Point is: I did not mention my facial piercing and I only mentioned one of my ~15 tattoos on the Self-Assessment Medical Form. I currently work in a creative field, so my appearance is acceptable as is -- yet I don't want to shake up my reviewers too much. I'm going to do my damnedest to hide them at all times and I feared revealing everything would work against me.

Just as an anecdote, one of the other ALTs I worked with had been a JET and was actually a direct hire by the BOE, and he had a tattoo that was half-visible when he wore short sleeves, which he wore all the time, so it's not necessarily completely forbidden.

JET ProgramCoordinator SF
November 14th, 2014, 06:22
I have one facial piercing that I intend to remove during the interview and, if I'm accepted, during orientation/school time/community events/etc. I also have a LOT of tattoos, but as long as I am wearing long-sleeves and pants you cannot see them. I know I'll get hot in the summer months, but I am prepared to make that "sacrifice" (although I don't consider it to be one since I really want to be a JET). While internationalization is a huge component of the program, I believe caution and assimilation is appropriate for more "alternative" types like myself.

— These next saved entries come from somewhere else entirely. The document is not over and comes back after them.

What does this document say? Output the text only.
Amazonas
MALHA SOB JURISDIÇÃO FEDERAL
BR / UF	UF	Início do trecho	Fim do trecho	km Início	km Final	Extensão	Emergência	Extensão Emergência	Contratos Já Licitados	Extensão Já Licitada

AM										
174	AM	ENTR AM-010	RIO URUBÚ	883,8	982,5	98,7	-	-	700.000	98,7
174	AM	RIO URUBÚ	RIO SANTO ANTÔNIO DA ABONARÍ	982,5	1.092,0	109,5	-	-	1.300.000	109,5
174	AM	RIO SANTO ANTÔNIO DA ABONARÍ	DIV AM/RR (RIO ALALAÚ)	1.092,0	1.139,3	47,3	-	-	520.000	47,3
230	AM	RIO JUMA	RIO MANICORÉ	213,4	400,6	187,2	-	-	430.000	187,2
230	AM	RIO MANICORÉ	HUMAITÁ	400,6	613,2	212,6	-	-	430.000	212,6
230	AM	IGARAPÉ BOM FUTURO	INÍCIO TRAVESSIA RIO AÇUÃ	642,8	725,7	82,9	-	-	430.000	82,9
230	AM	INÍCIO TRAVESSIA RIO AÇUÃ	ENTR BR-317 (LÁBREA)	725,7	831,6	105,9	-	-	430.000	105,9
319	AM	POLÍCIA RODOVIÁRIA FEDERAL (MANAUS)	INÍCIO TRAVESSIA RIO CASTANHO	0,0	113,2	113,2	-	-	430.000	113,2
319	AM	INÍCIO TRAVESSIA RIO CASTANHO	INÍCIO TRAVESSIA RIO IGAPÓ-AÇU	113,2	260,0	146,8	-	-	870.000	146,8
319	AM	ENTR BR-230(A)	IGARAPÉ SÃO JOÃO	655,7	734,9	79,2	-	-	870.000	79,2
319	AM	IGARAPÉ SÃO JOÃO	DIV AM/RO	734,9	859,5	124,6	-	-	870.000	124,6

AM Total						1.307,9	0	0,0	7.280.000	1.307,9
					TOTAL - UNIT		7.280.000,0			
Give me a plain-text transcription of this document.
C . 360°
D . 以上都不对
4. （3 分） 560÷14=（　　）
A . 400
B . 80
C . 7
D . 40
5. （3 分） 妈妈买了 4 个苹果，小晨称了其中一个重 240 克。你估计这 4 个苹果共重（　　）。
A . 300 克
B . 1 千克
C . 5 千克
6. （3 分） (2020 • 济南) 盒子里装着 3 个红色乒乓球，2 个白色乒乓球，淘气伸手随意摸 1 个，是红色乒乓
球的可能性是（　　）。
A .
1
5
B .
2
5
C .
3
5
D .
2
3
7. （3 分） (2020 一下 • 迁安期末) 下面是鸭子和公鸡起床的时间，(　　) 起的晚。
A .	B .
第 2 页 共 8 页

Point is: I did not mention my facial piercing and I only mentioned one of my ~15 tattoos on the Self-Assessment Medical Form. I currently work in a creative field, so my appearance is acceptable as is -- yet I don't want to shake up my reviewers too much. I'm going to do my damnedest to hide them at all times and I feared revealing everything would work against me.

Again, lying on your form is a very bad idea. That's one of the few surefire ways that can get you disqualified. All of your info on those forms eventually makes its way to your Contracting Organization. If you tell them that you only have one tattoo and suddenly you have 15, well that could be quite startling to them. Sure it's possible that you may have gotten 14 tattoos since you filled out your application, but we know that's unlikely. I had a friend who had tattoos on his wrists and he wore long sleeves during the summer to keep them covered up. Eventually he eased his schools into the idea that he has tattoos and could wear short sleeved shirts. Every situation is different, but again, piercings and tattoos aren't going to negatively affect you on the application.

hello_kupo
November 14th, 2014, 06:27
Just as an anecdote, one of the other ALTs I worked with had been a JET and was actually a direct hire by the BOE, and he had a tattoo that was half-visible when he wore short sleeves, which he wore all the time, so it's not necessarily completely forbidden.

Yeah, from what I've seen on the net it seems that it's a pretty mixed reception. Of course, I'd be thrilled to just let it all hang out, but I worry about it being more distracting to students rather than offensive. We'll see. If I get in, maybe my secret will come out over nomikai with the JTE and they'll be all "Pssh, don't worry about it."

ambrosse
November 14th, 2014, 06:28
Most women, and a good handful of men, have ear piercings. I do, so I just said that I had one traditional lobe piercing in each ear. No biggie.
I would think that if you had monstrous gauges or the likes, that would be a problem.

hello_kupo
November 14th, 2014, 06:32
Again, lying on your form is a very bad idea..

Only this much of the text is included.